I’m happy to see by the things in your post that you went and toned down in an edit that you did after all read my post. I truly hope you were able to see that I am genuine, and not here simply for hostility. I will say I take issue with hysteria and people that spread info that isn’t factual, due to so many on the internet being time pressed and possibly taking some claims at face value. Perhaps you too will check the tone of your posts and ‘see what your part in this is’. Cheers, Sandy

Serving alcohol could be bigger liability than you think. Firstly - do you have an insurance that will cover you serving liquor to paying guests? Secondly - what happens if they have one to many and get in an accident? Guess what? - YOU will be liable.

Fendi, can you post where you get the facts on this from? I just can’t find the law that fits our situation or any precedents. All I find as far as being liable, are KNOWINGLY giving alcohol to minors, and for this you have to be present and give it to minors to the point they are intoxicated, or to an already intoxicated person that then goes out and harms themselves or others or property. I’ve searched pretty hard, and laws vary for every state, and just haven’t turned anything up that fits. Thanks.

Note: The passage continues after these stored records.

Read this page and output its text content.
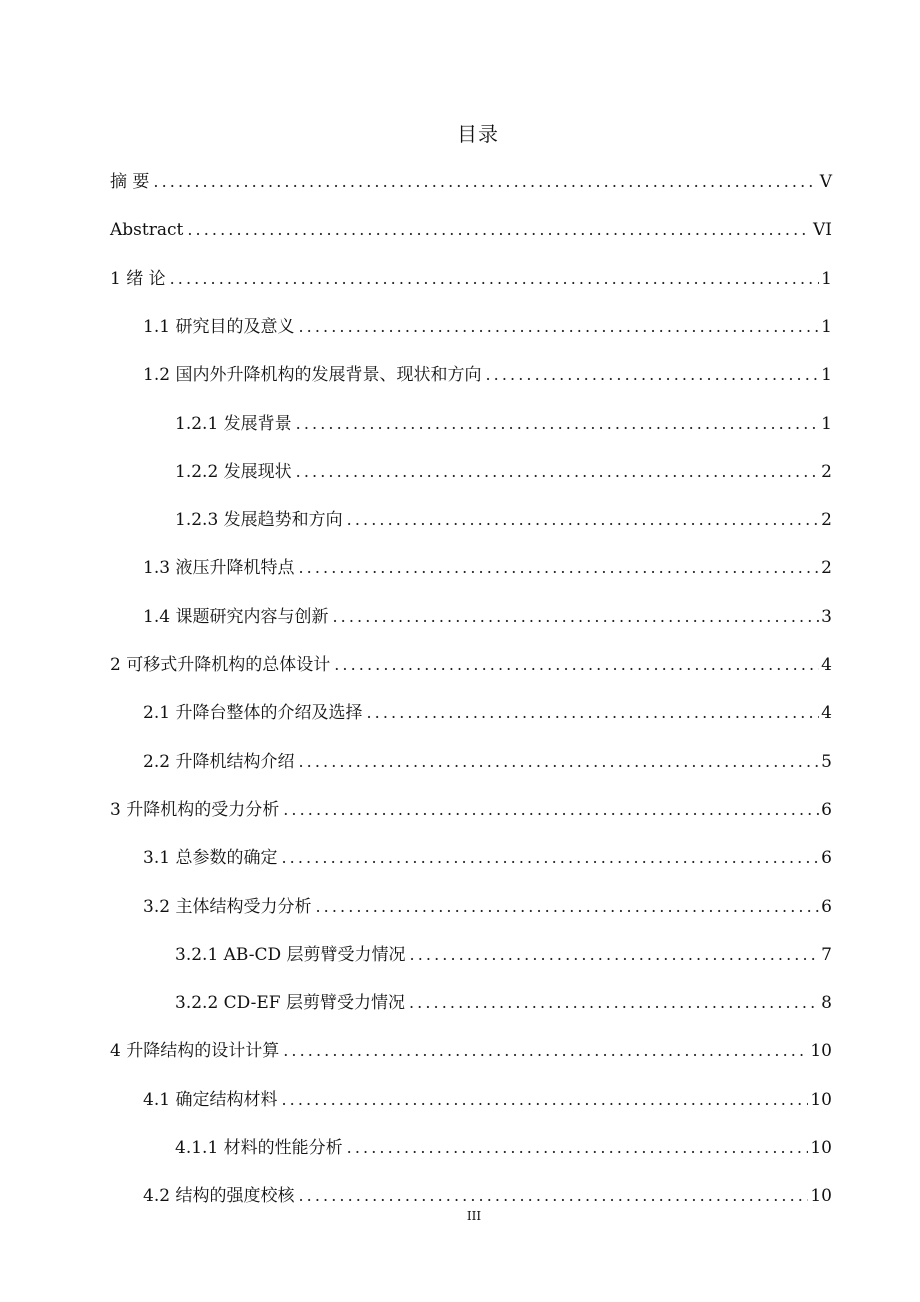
目录
摘 要 .....	V
Abstract .....	VI
1 绪 论 .....	1
1.1 研究目的及意义 .....	1
1.2 国内外升降机构的发展背景、现状和方向 .....	1
1.2.1 发展背景 .....	1
1.2.2 发展现状 .....	2
1.2.3 发展趋势和方向 .....	2
1.3 液压升降机特点 .....	2
1.4 课题研究内容与创新 .....	3
2 可移式升降机构的总体设计 .....	4
2.1 升降台整体的介绍及选择 .....	4
2.2 升降机结构介绍 .....	5
3 升降机构的受力分析 .....	6
3.1 总参数的确定 .....	6
3.2 主体结构受力分析 .....	6
3.2.1 AB-CD 层剪臂受力情况 .....	7
3.2.2 CD-EF 层剪臂受力情况 .....	8
4 升降结构的设计计算 .....	10
4.1 确定结构材料 .....	10
4.1.1 材料的性能分析 .....	10
4.2 结构的强度校核 .....	10
III
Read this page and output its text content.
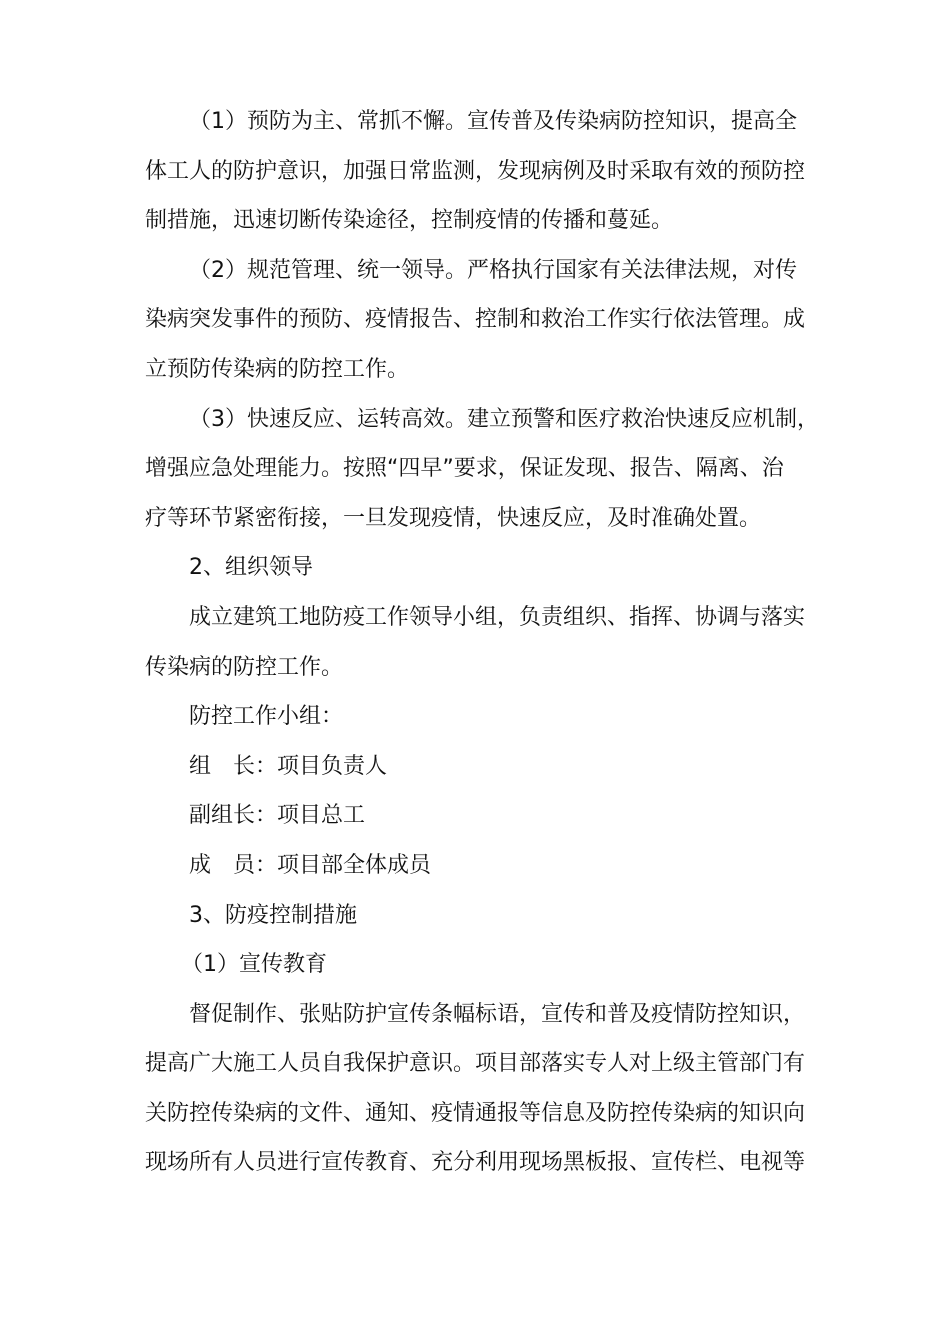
（1）预防为主、常抓不懈。宣传普及传染病防控知识，提高全
体工人的防护意识，加强日常监测，发现病例及时采取有效的预防控
制措施，迅速切断传染途径，控制疫情的传播和蔓延。
（2）规范管理、统一领导。严格执行国家有关法律法规，对传
染病突发事件的预防、疫情报告、控制和救治工作实行依法管理。成
立预防传染病的防控工作。
（3）快速反应、运转高效。建立预警和医疗救治快速反应机制，
增强应急处理能力。按照“四早”要求，保证发现、报告、隔离、治
疗等环节紧密衔接，一旦发现疫情，快速反应，及时准确处置。
2、组织领导
成立建筑工地防疫工作领导小组，负责组织、指挥、协调与落实
传染病的防控工作。
防控工作小组：
组　长：项目负责人
副组长：项目总工
成　员：项目部全体成员
3、防疫控制措施
（1）宣传教育
督促制作、张贴防护宣传条幅标语，宣传和普及疫情防控知识，
提高广大施工人员自我保护意识。项目部落实专人对上级主管部门有
关防控传染病的文件、通知、疫情通报等信息及防控传染病的知识向
现场所有人员进行宣传教育、充分利用现场黑板报、宣传栏、电视等
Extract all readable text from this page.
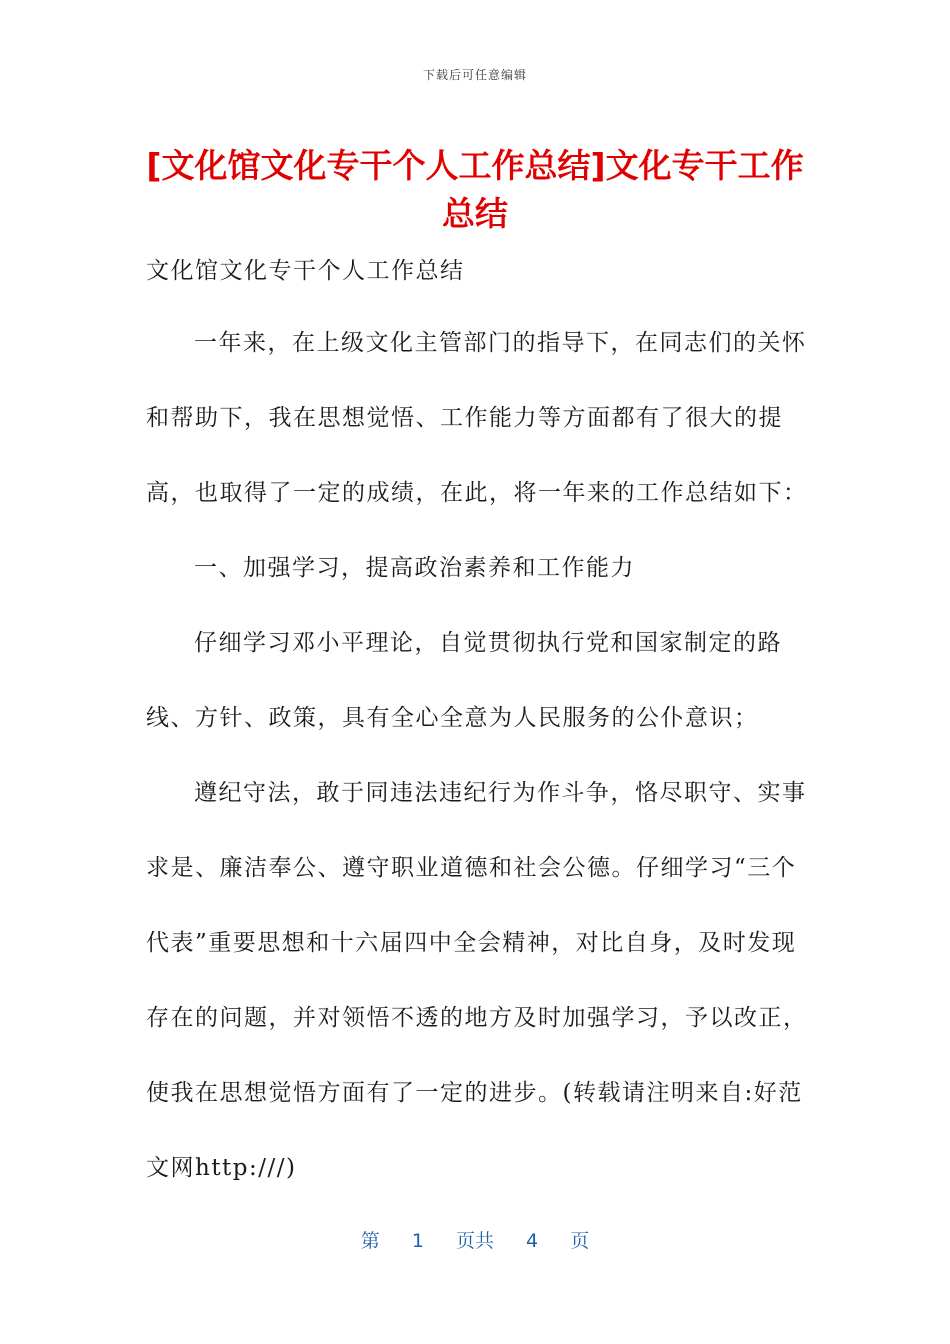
下载后可任意编辑
[文化馆文化专干个人工作总结]文化专干工作总结
文化馆文化专干个人工作总结

一年来，在上级文化主管部门的指导下，在同志们的关怀和帮助下，我在思想觉悟、工作能力等方面都有了很大的提高，也取得了一定的成绩，在此，将一年来的工作总结如下：

一、加强学习，提高政治素养和工作能力

仔细学习邓小平理论，自觉贯彻执行党和国家制定的路线、方针、政策，具有全心全意为人民服务的公仆意识；

遵纪守法，敢于同违法违纪行为作斗争，恪尽职守、实事求是、廉洁奉公、遵守职业道德和社会公德。仔细学习“三个代表”重要思想和十六届四中全会精神，对比自身，及时发现存在的问题，并对领悟不透的地方及时加强学习，予以改正，使我在思想觉悟方面有了一定的进步。(转载请注明来自:好范文网http:///)

第 1 页共 4 页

I do not know state laws. In Canada we had a number presidents where person/company was found liable serving liquor and person got to an accident after that. Even if you host a home party you are here responsible if you allow your friends to drive home drunk.
Re. What you said if you leave the alcohol for the guests to serve themself you would not know if they are of legal drinking age or if they are indeed intoxicated. I would be surprised if your insurance would like that either-more chances for injuries and lawsuits.

No, I don’t leave alcohol in the units. I leave other items, such as milk, coffee, tea, etc. I don’t know their religion or sobriety issues.